HORTICULTURE, grain and turfgrass growers need to be aware the pest fall armyworm, which can damage a wide variety of crops, has been detected near Gingin.
Department of Primary Industries and Regional Development (DPIRD) senior research scientist Helen Spafford said two moths were recently collected in a pheromone trap north of Gingin during a surveillance program run by the department.
Dr Spafford said it was the most southerly detection in Western Australia since the pest was first confirmed in northern parts of Australia earlier this year.
“While no larvae or feeding damage has been found in this area, we encourage horticulture, grain and turfgrass growers to be checking for larvae in their crops and monitor for unusual levels of damage,’’ she said.

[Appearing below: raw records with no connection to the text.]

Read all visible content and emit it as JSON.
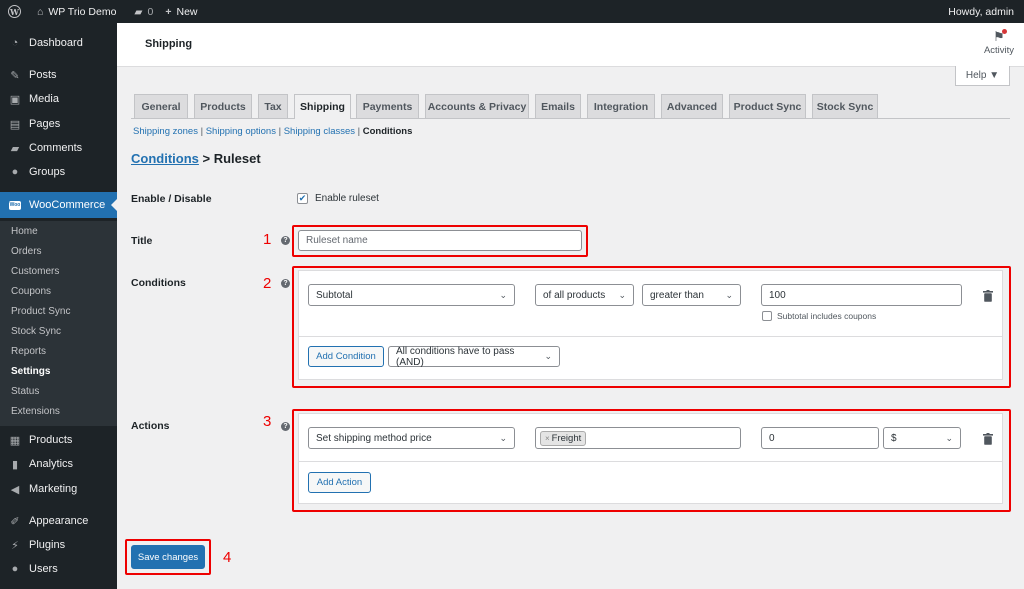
{
  "adminbar": {
    "site_name": "WP Trio Demo",
    "comments_count": "0",
    "new_label": "New",
    "howdy": "Howdy, admin"
  },
  "sidebar": {
    "items": [
      {
        "label": "Dashboard",
        "icon": "dashboard-icon"
      },
      {
        "label": "Posts",
        "icon": "pin-icon"
      },
      {
        "label": "Media",
        "icon": "media-icon"
      },
      {
        "label": "Pages",
        "icon": "pages-icon"
      },
      {
        "label": "Comments",
        "icon": "comment-icon"
      },
      {
        "label": "Groups",
        "icon": "groups-icon"
      },
      {
        "label": "WooCommerce",
        "icon": "woo-icon"
      },
      {
        "label": "Products",
        "icon": "products-icon"
      },
      {
        "label": "Analytics",
        "icon": "analytics-icon"
      },
      {
        "label": "Marketing",
        "icon": "megaphone-icon"
      },
      {
        "label": "Appearance",
        "icon": "brush-icon"
      },
      {
        "label": "Plugins",
        "icon": "plug-icon"
      },
      {
        "label": "Users",
        "icon": "user-icon"
      }
    ],
    "woo_submenu": [
      "Home",
      "Orders",
      "Customers",
      "Coupons",
      "Product Sync",
      "Stock Sync",
      "Reports",
      "Settings",
      "Status",
      "Extensions"
    ],
    "woo_badge": "Woo"
  },
  "header": {
    "title": "Shipping",
    "activity_label": "Activity",
    "help_label": "Help ▼"
  },
  "tabs": [
    "General",
    "Products",
    "Tax",
    "Shipping",
    "Payments",
    "Accounts & Privacy",
    "Emails",
    "Integration",
    "Advanced",
    "Product Sync",
    "Stock Sync"
  ],
  "subsub": {
    "zones": "Shipping zones",
    "options": "Shipping options",
    "classes": "Shipping classes",
    "current": "Conditions"
  },
  "heading": {
    "link": "Conditions",
    "rest": " > Ruleset"
  },
  "form": {
    "enable_label": "Enable / Disable",
    "enable_checkbox_label": "Enable ruleset",
    "title_label": "Title",
    "title_placeholder": "Ruleset name",
    "conditions_label": "Conditions",
    "condition": {
      "field": "Subtotal",
      "scope": "of all products",
      "operator": "greater than",
      "value": "100",
      "coupons_label": "Subtotal includes coupons"
    },
    "add_condition": "Add Condition",
    "conditions_mode": "All conditions have to pass (AND)",
    "actions_label": "Actions",
    "action": {
      "type": "Set shipping method price",
      "method_tag": "Freight",
      "price": "0",
      "currency": "$"
    },
    "add_action": "Add Action",
    "save": "Save changes"
  },
  "annotations": [
    "1",
    "2",
    "3",
    "4"
  ],
  "colors": {
    "accent": "#2271b1",
    "sidebar": "#1d2327",
    "highlight": "#e00000"
  }
}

“Suspected fall armyworm should be reported to DPIRD to assist with surveillance and potential management options.
“This trap and others further south will continue to be monitored as part of DPIRD’s ongoing surveillance program.”

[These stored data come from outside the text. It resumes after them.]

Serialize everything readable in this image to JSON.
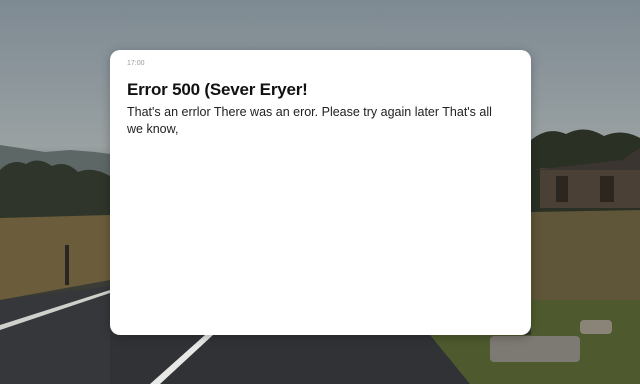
{
  "dialog": {
    "meta": "17:00",
    "title": "Error 500 (Sever Eryer!",
    "message": "That's an errlor There was an eror. Please try again later That's all we know,"
  },
  "colors": {
    "dialog_background": "#ffffff",
    "title_text": "#111111",
    "message_text": "#222222",
    "meta_text": "#9a9a9a"
  }
}
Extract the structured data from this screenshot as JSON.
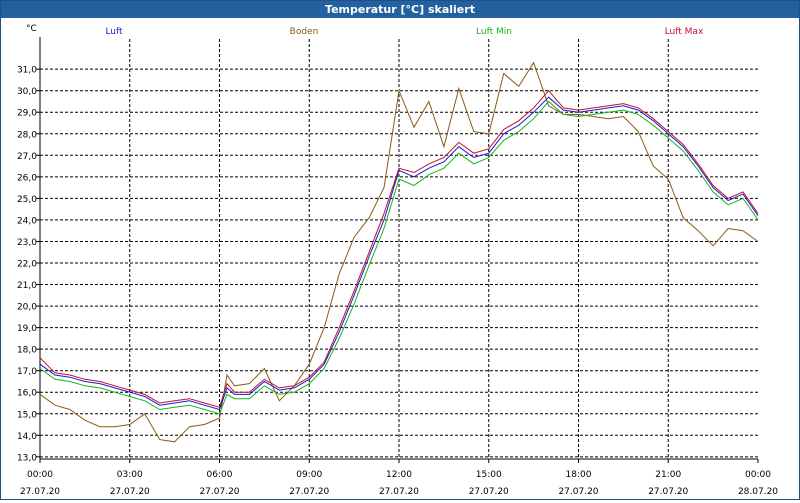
{
  "window": {
    "title": "Temperatur [°C] skaliert"
  },
  "chart_data": {
    "type": "line",
    "title": "Temperatur [°C] skaliert",
    "ylabel": "°C",
    "xlabel": "",
    "ylim": [
      12.9,
      32.4
    ],
    "xlim": [
      0,
      24
    ],
    "y_ticks": [
      "13,0",
      "14,0",
      "15,0",
      "16,0",
      "17,0",
      "18,0",
      "19,0",
      "20,0",
      "21,0",
      "22,0",
      "23,0",
      "24,0",
      "25,0",
      "26,0",
      "27,0",
      "28,0",
      "29,0",
      "30,0",
      "31,0"
    ],
    "y_tick_values": [
      13,
      14,
      15,
      16,
      17,
      18,
      19,
      20,
      21,
      22,
      23,
      24,
      25,
      26,
      27,
      28,
      29,
      30,
      31
    ],
    "x_ticks": [
      {
        "hours": 0,
        "time": "00:00",
        "date": "27.07.20"
      },
      {
        "hours": 3,
        "time": "03:00",
        "date": "27.07.20"
      },
      {
        "hours": 6,
        "time": "06:00",
        "date": "27.07.20"
      },
      {
        "hours": 9,
        "time": "09:00",
        "date": "27.07.20"
      },
      {
        "hours": 12,
        "time": "12:00",
        "date": "27.07.20"
      },
      {
        "hours": 15,
        "time": "15:00",
        "date": "27.07.20"
      },
      {
        "hours": 18,
        "time": "18:00",
        "date": "27.07.20"
      },
      {
        "hours": 21,
        "time": "21:00",
        "date": "27.07.20"
      },
      {
        "hours": 24,
        "time": "00:00",
        "date": "28.07.20"
      }
    ],
    "grid": true,
    "legend_position": "top",
    "x": [
      0,
      0.5,
      1,
      1.5,
      2,
      2.5,
      3,
      3.5,
      4,
      4.5,
      5,
      5.5,
      6,
      6.25,
      6.5,
      7,
      7.5,
      8,
      8.5,
      9,
      9.5,
      10,
      10.5,
      11,
      11.5,
      12,
      12.5,
      13,
      13.5,
      14,
      14.5,
      15,
      15.5,
      16,
      16.5,
      17,
      17.5,
      18,
      18.5,
      19,
      19.5,
      20,
      20.5,
      21,
      21.5,
      22,
      22.5,
      23,
      23.5,
      24
    ],
    "series": [
      {
        "name": "Luft",
        "color": "#1a1ad0",
        "values": [
          17.3,
          16.8,
          16.7,
          16.5,
          16.4,
          16.2,
          16.0,
          15.8,
          15.4,
          15.5,
          15.6,
          15.4,
          15.2,
          16.2,
          15.9,
          15.9,
          16.5,
          16.1,
          16.2,
          16.6,
          17.3,
          18.8,
          20.5,
          22.3,
          24.0,
          26.3,
          26.0,
          26.4,
          26.7,
          27.4,
          26.9,
          27.1,
          28.0,
          28.4,
          29.0,
          29.7,
          29.1,
          29.0,
          29.1,
          29.2,
          29.3,
          29.1,
          28.6,
          28.0,
          27.4,
          26.5,
          25.5,
          24.9,
          25.2,
          24.2
        ]
      },
      {
        "name": "Boden",
        "color": "#8a5a12",
        "values": [
          15.9,
          15.4,
          15.2,
          14.7,
          14.4,
          14.4,
          14.5,
          15.0,
          13.8,
          13.7,
          14.4,
          14.5,
          14.8,
          16.8,
          16.3,
          16.4,
          17.1,
          15.6,
          16.3,
          17.3,
          19.0,
          21.5,
          23.2,
          24.1,
          25.5,
          30.0,
          28.3,
          29.5,
          27.4,
          30.1,
          28.1,
          28.0,
          30.8,
          30.2,
          31.3,
          29.3,
          28.9,
          28.9,
          28.8,
          28.7,
          28.8,
          28.1,
          26.5,
          25.9,
          24.1,
          23.5,
          22.8,
          23.6,
          23.5,
          23.0
        ]
      },
      {
        "name": "Luft Min",
        "color": "#18b418",
        "values": [
          17.1,
          16.6,
          16.5,
          16.3,
          16.2,
          16.0,
          15.8,
          15.6,
          15.2,
          15.3,
          15.4,
          15.2,
          15.0,
          15.9,
          15.7,
          15.7,
          16.3,
          15.9,
          16.0,
          16.4,
          17.1,
          18.5,
          20.1,
          21.9,
          23.6,
          25.9,
          25.6,
          26.1,
          26.4,
          27.1,
          26.6,
          26.9,
          27.7,
          28.1,
          28.7,
          29.5,
          28.9,
          28.8,
          28.9,
          29.0,
          29.1,
          28.9,
          28.4,
          27.8,
          27.2,
          26.3,
          25.3,
          24.7,
          25.0,
          24.0
        ]
      },
      {
        "name": "Luft Max",
        "color": "#c01028",
        "values": [
          17.6,
          16.9,
          16.8,
          16.6,
          16.5,
          16.3,
          16.1,
          15.9,
          15.5,
          15.6,
          15.7,
          15.5,
          15.3,
          16.4,
          16.0,
          16.0,
          16.6,
          16.2,
          16.3,
          16.7,
          17.4,
          19.0,
          20.7,
          22.5,
          24.3,
          26.4,
          26.2,
          26.6,
          26.9,
          27.6,
          27.1,
          27.3,
          28.2,
          28.6,
          29.2,
          30.0,
          29.2,
          29.1,
          29.2,
          29.3,
          29.4,
          29.2,
          28.7,
          28.1,
          27.5,
          26.6,
          25.6,
          25.0,
          25.3,
          24.3
        ]
      }
    ]
  }
}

Fall armyworm (Spodoptera frugiperda) larvae predominantly feed on crops and pastures from the Poaceae (grass) family, in particular maize, but also sorghum, forage grasses, turf grasses, cereals and rice.
The pest can also feed on non-grass crops such as cotton, peanuts, vegetables and some fruit crops.
Fall armyworm is known for its ability to disperse and migrate long distances, which enables it to exploit new habitats and expand its range.
Accurately identifying fall armyworm is important in determining management options and other caterpillars already present in the area may look very similar.
Dr Spafford said young fall armyworm larvae were light coloured with a darker head.
“As they develop the body darkens, becoming more brown with white lengthwise stripes,’’ she said.
“They also develop dark spots, the pattern of which is important, with spines.”